QUAD Cinema Programmer
We head back to the warm, trashy arms of Netflix this weekend for some Action and Horror and we have a day dedicated to British-born, Ozploitation master Brian Trenchard-Smith.
Find out more about Dir. Brian Trenchard-Smith with Cine-Lit Podcast, Ep.9: 5 Reasons To Love Brian Trenchard-Smith
Friday – Netflix Aaaaahction!
Road House (1989)
Patrick Swayze’s violent turn into action cinema sees him as a professional bouncer hired to sort out an anti-social behaviour problem at the bar The Double Deuce. Packed with clichés it somehow manages to rise above that into a perfect encapsulation of 1980s action cinema. A little bit Rambo, a little bit Die Hard with a lashing of Basic Instinct.
The Delta Force (1986)
When American tourists get skyjacked and held hostage in Beirut, an elite team of U.S commandos – with tough guys Col. Nick Alexander (Lee Marvin) and Major. Scott McCoy (Chuck Norris) as squad leaders – are called in to rescue the hostages. Based on real events, this incredibly opportunistic example of Golan-Globus filmmaking is packed with great character actors. With George Kennedy, Susan Strasberg, Bo Svenson, Robert Vaughn, Shelley Winters, Robert Forster among those cashing a paycheck!
Classic Jean Claude Van Damme action! Van Damme plays Frank Dux, who gives up the life in the army to compete in martial arts tornaments…to the death! After dispatching a bunch of inferior martial artists, JCVD has to go up against Bolo Yeung’s Chong Li!
Navy Seals (1990)
OOOoooh Navy Seals! Michael Biehn and Charlie Sheen lead a battle-hardened SEAL team on a mission to detroy US-built stinger missiles that have fallen into terrorists hands. With Bill Paxton, Dennis Haysbert, Rick Rossovich and Joanne Whalley-Kilmer rounding out the cast.
Saturday – Brian Trenchard-Smith
In the latest Cine-Lit podcast, Adam and Darrell discuss the career of Brian Trenchard-Smith and ultimately came to the conclusion that more people need to aware of his work. Here are four films from BTS to enjoy on a Saturday!
The Man From Hong Kong (1975) – Amazon Prime
10/10 from Cine-Lit’s Darrell Buxton! A Hong Kong inspector is sent to Sydney to bring back a cocaine smuggler. When that smuggler is assassinated, it sets Jimmy Wang U (our Man From Hong Kong) on a collision course with Aussie crime boss Jack Wilton (George Lazenby).
Dead End Drive-In (1986) – Amazon Prime
In a post-apocalyptic Australia, unruly eens are sent to a Drive In that acts as a defacto concentration camp. They are fed a steady diet of drugs, junk food, trash movies and New Wave music – doesn’t sound much like a punishment! – but there within the confines of the Drive-in a microcosm of society is showing a nasty underbelly.

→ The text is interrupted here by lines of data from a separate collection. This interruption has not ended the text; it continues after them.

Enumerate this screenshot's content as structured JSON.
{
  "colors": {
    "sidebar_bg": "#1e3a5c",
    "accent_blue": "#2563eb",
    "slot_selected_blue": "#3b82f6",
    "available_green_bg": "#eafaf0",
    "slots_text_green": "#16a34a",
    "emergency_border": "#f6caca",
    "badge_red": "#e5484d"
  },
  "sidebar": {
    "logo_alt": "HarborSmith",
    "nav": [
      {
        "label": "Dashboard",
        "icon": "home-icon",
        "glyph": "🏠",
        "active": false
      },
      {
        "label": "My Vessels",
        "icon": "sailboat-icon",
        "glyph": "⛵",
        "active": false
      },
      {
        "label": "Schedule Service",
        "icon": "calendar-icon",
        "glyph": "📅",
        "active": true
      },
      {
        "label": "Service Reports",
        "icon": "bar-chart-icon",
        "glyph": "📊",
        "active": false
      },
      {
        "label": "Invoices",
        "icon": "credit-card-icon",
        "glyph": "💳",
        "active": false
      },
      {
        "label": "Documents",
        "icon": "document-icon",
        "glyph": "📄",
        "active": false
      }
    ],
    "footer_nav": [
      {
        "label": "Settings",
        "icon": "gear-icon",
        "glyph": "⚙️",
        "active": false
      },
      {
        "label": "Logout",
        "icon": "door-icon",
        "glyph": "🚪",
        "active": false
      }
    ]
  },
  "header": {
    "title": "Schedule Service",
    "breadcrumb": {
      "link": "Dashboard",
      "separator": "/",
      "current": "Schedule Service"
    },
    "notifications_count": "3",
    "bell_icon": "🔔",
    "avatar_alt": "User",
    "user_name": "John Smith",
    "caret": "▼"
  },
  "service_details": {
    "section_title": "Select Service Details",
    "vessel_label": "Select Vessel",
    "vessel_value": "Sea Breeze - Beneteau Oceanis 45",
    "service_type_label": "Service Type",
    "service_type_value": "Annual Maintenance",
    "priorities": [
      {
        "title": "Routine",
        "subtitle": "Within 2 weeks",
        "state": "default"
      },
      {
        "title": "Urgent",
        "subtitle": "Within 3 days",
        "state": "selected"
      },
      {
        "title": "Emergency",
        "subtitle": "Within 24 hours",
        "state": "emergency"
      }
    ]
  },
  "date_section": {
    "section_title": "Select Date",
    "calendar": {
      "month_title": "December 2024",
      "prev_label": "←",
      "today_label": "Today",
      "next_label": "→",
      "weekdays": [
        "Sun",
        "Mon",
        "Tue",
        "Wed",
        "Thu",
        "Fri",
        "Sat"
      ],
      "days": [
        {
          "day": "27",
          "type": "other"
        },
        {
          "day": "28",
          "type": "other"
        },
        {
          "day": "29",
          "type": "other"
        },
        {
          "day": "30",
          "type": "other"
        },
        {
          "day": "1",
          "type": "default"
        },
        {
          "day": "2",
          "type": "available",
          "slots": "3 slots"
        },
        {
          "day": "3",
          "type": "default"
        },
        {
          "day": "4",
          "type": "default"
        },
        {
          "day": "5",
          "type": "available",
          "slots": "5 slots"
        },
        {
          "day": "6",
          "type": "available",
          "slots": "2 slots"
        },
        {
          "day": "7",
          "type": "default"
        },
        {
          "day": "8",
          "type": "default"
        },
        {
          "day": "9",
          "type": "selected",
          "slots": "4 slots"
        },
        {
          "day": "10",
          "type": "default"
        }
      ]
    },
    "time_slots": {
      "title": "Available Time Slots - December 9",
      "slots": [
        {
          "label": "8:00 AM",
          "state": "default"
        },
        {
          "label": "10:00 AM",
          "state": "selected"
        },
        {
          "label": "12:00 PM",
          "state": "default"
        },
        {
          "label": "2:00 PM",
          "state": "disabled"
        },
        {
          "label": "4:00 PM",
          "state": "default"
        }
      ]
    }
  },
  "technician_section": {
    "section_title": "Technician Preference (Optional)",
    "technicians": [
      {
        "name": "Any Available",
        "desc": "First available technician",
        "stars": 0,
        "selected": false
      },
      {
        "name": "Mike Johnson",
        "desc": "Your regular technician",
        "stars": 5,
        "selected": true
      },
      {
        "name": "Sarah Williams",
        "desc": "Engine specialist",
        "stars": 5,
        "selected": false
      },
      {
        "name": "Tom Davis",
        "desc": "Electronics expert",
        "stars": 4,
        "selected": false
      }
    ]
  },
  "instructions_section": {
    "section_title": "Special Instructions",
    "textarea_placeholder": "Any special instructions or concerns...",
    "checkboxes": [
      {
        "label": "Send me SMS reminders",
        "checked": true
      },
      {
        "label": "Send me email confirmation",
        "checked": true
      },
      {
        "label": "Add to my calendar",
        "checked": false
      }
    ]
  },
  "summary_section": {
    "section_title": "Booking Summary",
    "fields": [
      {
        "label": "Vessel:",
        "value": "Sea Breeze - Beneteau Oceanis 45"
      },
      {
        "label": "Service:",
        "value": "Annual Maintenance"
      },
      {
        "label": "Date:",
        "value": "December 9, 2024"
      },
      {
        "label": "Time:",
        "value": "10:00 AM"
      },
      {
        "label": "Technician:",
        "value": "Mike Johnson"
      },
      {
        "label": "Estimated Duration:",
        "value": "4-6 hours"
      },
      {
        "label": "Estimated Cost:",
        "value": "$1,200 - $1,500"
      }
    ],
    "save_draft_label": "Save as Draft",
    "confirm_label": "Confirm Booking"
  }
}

The Siege Of Firebase Gloria (1989) – Netflix
Full Metal Jacket’s R. Lee Ermey continues his career of playing hard ass military types in this tale of a demoralised firebase that needs Ermey to shout at them to rebuild their confidence. Exciting action is the order of the day with the excellently named Wings Hauser.
Leprechaun 3 (1995) – Amazon Prime
BTS takes hold of the flailing Leprechaun franchise, and while he doesn’t quite rescue it he does deliver the franchises best effort. Channelling the natural comic ability of Warwick Davis with a far wittier script that the previous two entries, Leprechaun 3 makes the most of what it has for an enjoyable 90s VHS horror staple.
Sunday – Netflix Trash!
A star-studded cast for what is essential a pulp sci-fi yarn. Ben Kingsley, Forrest Whittaker, Alfred Molina, Marg Helgenberger and Michael Madsen headline this film about an alien that arrives on Earth desperate to mate! Newcomer Natasha Henstridge plays Sil, the alien with a biological clock ticking like crazy. Lookout for an early screen appearance from Michelle Williams as the young Sil.
Humanoid From The Deep (1980)
Creepy mutant fish monsters emerge from the waters of a sleepy seaside community to kill, kidnap and mate with the town’s teens. Doug McClure and Vic Morrow add some 1970’s star power to this great, fun take on the ‘Creature From The Black Lagoon-type film. Director Barbara Peeters, and some really good creature make-up, elevate this pulp horror from Roger Corman’s New World Pictures.
Lord Of Illusions (1995)
Fresh off Quantum Leap, Scott Bakula made the step onto the big screen alongside recent (at the time) Bond Girl Famke Janssen in Clive Barker’s tale of magic, private eyes and satanic cults. When a top magician dies while performing his act, a Los Angeles psychic investigator is drawn into a chilling plot to resurrect a satanic cult.